All Pakistan Cement Manufacturers Association stated that local sales have surged by at least 14 percent up to 90 lac ton. On the other hand, cement exports have fallen by 27 percent. The fall has seen a difference of at least seven lac ton compared to the past year.
In 2014, the exports stood at 27 lac ton whereas in the current year total of cement that has been exported is 20 lac ton.
The association stated that cement sales depend up to 80 percent on the local market. The association members have appealed the government to take steps to halt illegal smuggling of Iranian cement. The members said that the crime affects the sales on large scale.

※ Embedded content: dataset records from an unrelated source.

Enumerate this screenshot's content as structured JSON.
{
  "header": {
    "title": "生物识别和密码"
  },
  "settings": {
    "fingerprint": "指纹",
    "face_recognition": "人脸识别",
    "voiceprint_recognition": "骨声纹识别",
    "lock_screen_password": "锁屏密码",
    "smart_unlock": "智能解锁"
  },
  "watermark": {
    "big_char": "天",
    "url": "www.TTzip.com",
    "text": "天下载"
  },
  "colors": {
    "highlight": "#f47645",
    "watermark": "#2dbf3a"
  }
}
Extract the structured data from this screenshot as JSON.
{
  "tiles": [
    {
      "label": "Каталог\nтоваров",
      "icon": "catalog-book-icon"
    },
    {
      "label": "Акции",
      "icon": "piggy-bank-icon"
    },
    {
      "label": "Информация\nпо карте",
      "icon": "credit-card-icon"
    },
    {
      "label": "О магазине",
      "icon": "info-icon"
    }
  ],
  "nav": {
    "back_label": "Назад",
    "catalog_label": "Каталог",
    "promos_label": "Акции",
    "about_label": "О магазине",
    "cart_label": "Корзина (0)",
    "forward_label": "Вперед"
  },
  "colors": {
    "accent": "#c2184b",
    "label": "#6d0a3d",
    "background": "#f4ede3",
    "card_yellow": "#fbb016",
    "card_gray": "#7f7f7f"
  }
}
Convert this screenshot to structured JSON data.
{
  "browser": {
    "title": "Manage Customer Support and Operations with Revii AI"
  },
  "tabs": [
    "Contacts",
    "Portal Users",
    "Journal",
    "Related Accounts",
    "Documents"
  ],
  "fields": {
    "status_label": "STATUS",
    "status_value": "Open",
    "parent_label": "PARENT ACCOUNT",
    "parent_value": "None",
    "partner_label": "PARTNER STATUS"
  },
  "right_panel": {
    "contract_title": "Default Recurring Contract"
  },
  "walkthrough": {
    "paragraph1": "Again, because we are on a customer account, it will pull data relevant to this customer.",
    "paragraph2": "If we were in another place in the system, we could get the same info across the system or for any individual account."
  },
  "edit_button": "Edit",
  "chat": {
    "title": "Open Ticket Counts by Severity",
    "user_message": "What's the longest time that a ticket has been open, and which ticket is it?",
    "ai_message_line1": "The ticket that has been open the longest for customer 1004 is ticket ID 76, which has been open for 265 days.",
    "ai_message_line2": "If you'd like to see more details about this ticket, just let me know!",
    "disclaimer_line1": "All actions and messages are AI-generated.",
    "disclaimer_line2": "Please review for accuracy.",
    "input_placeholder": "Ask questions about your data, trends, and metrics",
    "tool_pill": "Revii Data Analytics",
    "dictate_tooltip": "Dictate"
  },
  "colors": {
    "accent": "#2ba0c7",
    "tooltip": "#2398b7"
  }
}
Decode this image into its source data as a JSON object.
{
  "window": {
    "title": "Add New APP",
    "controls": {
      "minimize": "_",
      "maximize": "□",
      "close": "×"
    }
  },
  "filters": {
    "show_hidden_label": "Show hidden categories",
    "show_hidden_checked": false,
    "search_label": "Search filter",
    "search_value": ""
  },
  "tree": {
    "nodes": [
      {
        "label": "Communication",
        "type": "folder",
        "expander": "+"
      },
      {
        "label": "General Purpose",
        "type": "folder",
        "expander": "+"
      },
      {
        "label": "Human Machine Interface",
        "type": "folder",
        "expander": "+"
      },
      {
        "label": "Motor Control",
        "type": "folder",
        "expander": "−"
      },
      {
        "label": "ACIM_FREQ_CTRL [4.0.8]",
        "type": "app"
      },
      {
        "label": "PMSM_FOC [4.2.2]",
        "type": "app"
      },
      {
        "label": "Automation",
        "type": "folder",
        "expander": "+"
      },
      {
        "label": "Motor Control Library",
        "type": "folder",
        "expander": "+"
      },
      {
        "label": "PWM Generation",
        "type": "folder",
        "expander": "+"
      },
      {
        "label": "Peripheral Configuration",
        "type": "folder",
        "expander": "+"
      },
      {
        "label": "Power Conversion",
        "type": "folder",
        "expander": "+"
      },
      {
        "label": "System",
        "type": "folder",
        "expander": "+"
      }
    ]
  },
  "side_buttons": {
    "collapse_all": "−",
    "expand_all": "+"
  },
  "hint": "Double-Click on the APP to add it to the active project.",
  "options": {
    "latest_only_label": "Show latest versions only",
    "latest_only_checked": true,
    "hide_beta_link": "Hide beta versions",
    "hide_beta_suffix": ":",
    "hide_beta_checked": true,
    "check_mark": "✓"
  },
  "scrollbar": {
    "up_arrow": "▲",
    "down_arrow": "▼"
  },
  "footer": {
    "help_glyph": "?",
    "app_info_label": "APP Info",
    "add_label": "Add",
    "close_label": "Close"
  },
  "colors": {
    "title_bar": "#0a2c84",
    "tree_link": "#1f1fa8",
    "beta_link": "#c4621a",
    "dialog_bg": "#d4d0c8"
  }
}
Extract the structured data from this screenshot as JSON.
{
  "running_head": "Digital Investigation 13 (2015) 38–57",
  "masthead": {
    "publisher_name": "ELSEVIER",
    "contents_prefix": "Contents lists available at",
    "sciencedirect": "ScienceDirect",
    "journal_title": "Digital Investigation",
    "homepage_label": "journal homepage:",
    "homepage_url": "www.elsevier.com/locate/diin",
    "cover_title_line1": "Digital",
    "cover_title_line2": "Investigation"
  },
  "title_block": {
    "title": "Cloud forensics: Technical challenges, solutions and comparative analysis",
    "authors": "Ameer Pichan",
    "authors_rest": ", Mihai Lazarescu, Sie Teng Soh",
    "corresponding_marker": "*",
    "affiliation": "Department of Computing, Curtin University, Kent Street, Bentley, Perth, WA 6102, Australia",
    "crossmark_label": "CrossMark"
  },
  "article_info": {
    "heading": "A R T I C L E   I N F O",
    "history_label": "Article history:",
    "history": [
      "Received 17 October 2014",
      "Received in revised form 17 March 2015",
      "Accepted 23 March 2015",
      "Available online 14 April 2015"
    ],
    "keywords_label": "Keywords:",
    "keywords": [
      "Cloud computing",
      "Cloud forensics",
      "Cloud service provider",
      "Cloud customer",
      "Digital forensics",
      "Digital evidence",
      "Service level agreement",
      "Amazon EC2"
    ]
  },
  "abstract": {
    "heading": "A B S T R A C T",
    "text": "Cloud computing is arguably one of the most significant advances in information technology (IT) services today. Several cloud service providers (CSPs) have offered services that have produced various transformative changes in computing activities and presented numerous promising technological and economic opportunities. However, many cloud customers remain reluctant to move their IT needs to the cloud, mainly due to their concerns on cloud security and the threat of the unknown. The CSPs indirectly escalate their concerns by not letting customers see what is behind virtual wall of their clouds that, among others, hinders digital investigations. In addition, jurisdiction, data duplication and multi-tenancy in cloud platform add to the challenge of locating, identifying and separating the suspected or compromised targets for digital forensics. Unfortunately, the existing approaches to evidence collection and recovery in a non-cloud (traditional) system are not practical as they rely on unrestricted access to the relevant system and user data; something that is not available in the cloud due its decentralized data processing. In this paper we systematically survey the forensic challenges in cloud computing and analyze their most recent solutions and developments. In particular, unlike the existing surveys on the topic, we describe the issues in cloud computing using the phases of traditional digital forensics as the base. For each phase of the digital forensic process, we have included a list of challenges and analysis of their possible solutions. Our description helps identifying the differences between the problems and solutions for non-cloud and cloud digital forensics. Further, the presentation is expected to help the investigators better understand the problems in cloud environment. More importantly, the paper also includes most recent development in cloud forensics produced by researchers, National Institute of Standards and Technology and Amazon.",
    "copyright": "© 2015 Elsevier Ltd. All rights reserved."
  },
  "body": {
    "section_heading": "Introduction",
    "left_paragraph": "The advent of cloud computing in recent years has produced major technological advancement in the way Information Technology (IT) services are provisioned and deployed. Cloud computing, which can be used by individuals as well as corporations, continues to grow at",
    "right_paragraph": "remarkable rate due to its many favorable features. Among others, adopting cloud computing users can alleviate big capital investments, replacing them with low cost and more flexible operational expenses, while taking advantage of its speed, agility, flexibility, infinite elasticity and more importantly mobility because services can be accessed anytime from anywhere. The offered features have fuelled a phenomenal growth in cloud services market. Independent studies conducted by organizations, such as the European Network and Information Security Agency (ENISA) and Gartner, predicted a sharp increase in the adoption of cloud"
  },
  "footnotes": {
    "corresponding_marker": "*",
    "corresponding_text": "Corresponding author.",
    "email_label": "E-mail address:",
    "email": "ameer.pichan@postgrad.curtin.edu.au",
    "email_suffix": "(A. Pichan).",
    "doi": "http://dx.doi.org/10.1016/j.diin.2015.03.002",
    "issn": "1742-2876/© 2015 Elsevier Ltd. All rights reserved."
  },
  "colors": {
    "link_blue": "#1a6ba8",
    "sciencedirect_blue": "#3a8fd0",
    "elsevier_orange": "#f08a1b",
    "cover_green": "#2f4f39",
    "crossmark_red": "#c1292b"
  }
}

The cement manufacturers have called for imposition of regulatory duty on imported cement bags up to at least 20 percent. It should be mentioned here that the association have demanded the imposition in addition to the already existing custom duty.
The manufacturers have tabled another demand regarding gas exports. The government has been asked to wave off at least five percent of the total taxes on gas exports via sea.
The first quarter of the FY 2015-16 has seen 12 percent rise in average daily production of liquefied petroleum gas (LPG) while crude oil’s production has fallen by 8 percent.
Statistics issued by the government show that production of crude oil per day in July-September period stood at 84,600 barrels. The production rate is at least 8 percent less than the first quarter of the last FY.
Industry experts are of the opinion that Tal Block’s outage caused the decrease in oil production. It should be mentioned here that Kohat’s Tal Block was shut down for as many as 20 days consecutively due to maintenance.
On the other hand, LPG production remained steady at 4.2 billion-square-feet per day. The gas supply in local areas was improved during the last three months owing to the handsome production.
The statistics suggest that the production touched 1,400 ton per day with a 12 percent increase from the last FY’s quarter.
In the first quarter of fiscal year 2015-16, at least Rs 80 billion were spent on imports of milk, tea, spices, edible oil and pulses.
At least Rs 14 billion have been spent to import pulses in the first quarter. At least 45 percent of pulses utilized across country are imported and not indigenous. Moreover, edible oil worth Rs 45 billion was also imported.
Tea imports amount to a total of at least Rs 12 billion in the first three months of FY 2015-16. Pakistan is among the five countries that top milk production in the world. However, the government had to import milk worth Rs 6 billion.